Peuvent-ils survivre à Amazon ?


Édition du 09 Décembre 2017

Peuvent-ils survivre à Amazon ?


Édition du 09 Décembre 2017

Par Stéphane Rolland

L'année 2017 aura été celle de l'«effet Amazon». À lui seul, le géant du commerce électronique accapare entre 40% et 50% de la croissance des ventes au détail aux États-Unis, selon une estimation de Morgan Stanley. Qui pourra résister à l'attaque? Nous évaluons le bouclier de quatre résistants potentiels.

Dollarama : un prix imbattable, mais un multiple coûteux

Vous souhaitez concurrencer Dollarama sur le Web? Bonne chance! Les prix de ses items vendus entre 1$ et 4$ sont tellement bas qu'il est difficile d'imaginer un détaillant en ligne jouer dans les talles de l'entreprise montréalaise, selon les experts que nous avons consultés.

Le modèle d'affaires de Dollarama semble inattaquable pour Amazon, croit Pierre-Olivier Langevin. Le gestionnaire de portefeuille de Medici, à Saint-Bruno, fait un calcul approximatif pour illustrer son propos. Pour un panier de 15$, Dollarama générerait un bénéfice d'un peu moins de 6$ (étant donné qu'elle a affiché une marge brute de 39,6% au deuxième trimestre). «Les frais de livraison vont gruger les profits que voudrait faire Amazon, explique-t-il. Cela ne correspond pas à sa stratégie d'encourager les commandes d'une plus grande valeur pour rentabiliser les frais de livraison.»
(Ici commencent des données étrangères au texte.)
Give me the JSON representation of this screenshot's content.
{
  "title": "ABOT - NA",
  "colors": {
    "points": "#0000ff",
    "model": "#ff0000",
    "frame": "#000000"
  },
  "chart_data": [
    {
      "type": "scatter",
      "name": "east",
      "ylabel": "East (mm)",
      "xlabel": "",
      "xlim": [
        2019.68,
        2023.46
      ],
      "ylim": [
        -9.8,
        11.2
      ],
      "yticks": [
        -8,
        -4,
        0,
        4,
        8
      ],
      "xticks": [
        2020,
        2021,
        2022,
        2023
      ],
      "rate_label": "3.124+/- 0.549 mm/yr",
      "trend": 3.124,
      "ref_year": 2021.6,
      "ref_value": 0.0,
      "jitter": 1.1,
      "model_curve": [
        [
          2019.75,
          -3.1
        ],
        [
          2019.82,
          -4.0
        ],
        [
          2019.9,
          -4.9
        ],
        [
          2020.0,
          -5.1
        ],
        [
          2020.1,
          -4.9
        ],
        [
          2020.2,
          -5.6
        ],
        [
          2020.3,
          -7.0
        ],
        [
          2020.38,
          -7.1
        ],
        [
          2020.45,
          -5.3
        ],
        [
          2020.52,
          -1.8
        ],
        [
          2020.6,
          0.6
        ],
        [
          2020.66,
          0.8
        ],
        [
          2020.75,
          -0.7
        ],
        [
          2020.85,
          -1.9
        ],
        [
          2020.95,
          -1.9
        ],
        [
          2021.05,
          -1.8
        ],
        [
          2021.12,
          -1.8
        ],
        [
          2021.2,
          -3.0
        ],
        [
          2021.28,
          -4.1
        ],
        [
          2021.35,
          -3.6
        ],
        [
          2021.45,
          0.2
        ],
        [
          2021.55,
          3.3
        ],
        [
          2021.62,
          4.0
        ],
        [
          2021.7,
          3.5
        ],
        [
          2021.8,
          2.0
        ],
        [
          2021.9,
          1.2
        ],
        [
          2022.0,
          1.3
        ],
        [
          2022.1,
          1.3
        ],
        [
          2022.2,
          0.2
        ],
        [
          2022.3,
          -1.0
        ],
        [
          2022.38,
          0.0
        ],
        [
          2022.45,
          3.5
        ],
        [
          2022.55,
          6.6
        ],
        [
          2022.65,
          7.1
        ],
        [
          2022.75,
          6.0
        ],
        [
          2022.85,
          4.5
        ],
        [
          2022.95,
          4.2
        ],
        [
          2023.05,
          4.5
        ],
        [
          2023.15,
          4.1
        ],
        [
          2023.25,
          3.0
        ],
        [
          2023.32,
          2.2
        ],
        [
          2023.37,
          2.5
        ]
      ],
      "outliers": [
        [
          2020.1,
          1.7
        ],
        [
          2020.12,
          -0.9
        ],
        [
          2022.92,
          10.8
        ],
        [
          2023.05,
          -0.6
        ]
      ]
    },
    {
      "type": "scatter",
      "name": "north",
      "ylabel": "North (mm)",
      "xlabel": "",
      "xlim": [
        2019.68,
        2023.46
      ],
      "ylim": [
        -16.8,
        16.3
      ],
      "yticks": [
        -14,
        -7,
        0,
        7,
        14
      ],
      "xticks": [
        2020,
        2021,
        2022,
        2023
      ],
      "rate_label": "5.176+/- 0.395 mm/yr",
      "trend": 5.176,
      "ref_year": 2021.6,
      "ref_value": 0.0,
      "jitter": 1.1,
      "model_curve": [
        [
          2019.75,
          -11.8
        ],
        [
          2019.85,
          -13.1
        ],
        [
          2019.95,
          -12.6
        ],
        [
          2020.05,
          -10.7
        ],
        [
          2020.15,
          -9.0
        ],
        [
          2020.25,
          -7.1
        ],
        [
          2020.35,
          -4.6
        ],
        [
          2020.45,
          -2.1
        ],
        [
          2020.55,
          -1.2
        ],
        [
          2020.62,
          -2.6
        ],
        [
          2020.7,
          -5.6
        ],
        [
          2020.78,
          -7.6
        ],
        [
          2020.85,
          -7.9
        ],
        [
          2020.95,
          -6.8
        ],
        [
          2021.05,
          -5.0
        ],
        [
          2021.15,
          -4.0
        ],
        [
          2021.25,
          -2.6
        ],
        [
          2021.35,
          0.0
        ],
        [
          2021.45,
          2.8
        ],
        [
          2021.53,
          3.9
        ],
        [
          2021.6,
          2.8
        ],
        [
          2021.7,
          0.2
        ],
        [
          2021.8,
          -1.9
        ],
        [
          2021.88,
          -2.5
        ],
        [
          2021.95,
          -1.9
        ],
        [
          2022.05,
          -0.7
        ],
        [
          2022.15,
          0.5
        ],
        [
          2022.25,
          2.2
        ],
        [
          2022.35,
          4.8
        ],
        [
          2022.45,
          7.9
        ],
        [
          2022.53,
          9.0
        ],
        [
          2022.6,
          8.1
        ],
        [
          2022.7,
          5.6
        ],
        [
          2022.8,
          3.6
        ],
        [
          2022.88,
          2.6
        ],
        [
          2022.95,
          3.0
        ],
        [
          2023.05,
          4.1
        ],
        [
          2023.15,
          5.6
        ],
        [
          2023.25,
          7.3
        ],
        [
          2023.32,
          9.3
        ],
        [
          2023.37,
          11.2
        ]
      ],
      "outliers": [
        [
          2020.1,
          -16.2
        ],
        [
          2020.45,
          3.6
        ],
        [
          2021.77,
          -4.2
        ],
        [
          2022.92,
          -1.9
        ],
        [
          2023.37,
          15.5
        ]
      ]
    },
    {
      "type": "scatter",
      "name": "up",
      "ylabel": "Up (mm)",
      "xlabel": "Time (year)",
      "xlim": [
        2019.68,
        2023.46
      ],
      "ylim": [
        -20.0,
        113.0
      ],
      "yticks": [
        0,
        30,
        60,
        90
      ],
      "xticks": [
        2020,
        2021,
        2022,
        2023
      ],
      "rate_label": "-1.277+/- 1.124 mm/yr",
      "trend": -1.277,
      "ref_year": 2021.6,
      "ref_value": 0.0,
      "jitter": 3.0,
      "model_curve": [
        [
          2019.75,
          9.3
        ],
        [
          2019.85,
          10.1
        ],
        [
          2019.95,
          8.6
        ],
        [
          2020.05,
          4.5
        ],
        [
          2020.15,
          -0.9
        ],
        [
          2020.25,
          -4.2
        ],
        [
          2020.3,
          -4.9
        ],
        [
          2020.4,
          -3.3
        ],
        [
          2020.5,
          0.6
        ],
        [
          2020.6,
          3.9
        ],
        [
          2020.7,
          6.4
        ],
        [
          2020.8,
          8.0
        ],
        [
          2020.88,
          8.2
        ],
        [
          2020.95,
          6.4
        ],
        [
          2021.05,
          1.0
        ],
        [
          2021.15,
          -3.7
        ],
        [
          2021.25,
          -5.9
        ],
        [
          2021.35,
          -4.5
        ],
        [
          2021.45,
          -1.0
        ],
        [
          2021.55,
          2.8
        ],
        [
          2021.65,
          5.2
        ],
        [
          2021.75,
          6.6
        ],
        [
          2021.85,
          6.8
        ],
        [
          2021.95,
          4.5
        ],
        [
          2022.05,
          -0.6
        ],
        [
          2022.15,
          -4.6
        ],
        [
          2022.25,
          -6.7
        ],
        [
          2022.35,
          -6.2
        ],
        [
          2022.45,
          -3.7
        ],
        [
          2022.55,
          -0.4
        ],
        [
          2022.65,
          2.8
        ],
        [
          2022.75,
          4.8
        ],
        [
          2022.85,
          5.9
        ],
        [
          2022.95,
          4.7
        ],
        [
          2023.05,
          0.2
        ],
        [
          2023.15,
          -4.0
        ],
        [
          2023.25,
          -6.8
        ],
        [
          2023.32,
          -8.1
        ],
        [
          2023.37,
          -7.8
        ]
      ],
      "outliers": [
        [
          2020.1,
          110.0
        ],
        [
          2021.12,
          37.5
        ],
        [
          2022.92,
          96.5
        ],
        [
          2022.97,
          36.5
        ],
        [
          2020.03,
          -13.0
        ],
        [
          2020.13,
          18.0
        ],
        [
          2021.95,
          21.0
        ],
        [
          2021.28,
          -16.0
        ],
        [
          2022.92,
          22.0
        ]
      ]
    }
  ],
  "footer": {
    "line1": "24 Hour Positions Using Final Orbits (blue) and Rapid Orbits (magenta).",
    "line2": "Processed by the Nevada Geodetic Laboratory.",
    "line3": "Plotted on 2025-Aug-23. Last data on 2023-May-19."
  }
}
On ne magasine pas chez Dollarama ou Amazon pour les mêmes raisons, poursuit Philippe Pratte, président de Pratte Gestion de portefeuilles, à Gatineau. «Ils ne visent pas le même segment de marché, précise le gestionnaire de portefeuille. Les acheteurs de Dollarama sont des chasseurs d'aubaines, qui ne voudront pas payer pour les frais de livraison. La grande motivation d'aller sur Amazon n'est pas le prix, mais la facilité d'utilisation.»

Toujours attrayants?

Le hic, c'est que l'attrait du modèle d'affaires n'est pas passé inaperçu. Le titre a gagné 53% depuis le début de l'année et 368% depuis cinq ans. L'action s'échange à 30 fois les prévisions de bénéfice de l'an prochain. Reste-t-il encore de l'espace pour la croissance?

Irene Nattel, de RBC Marchés des capitaux, pense que oui. La progression des ventes comparables, une donnée clé pour mesurer la croissance interne d'un détaillant, devrait maintenir le rythme annuel d'au moins 4% au cours des cinq prochaines années, croit-elle. En continuant d'agrandir son offre d'items à prix plus élevés, il est «réaliste» de croire que le prix du panier moyen pourrait passer de 10$ à 12$ d'ici cinq ans, estime-t-elle. Mme Nattel a une recommandation «surperformance» et une cible de 143$ sur le titre.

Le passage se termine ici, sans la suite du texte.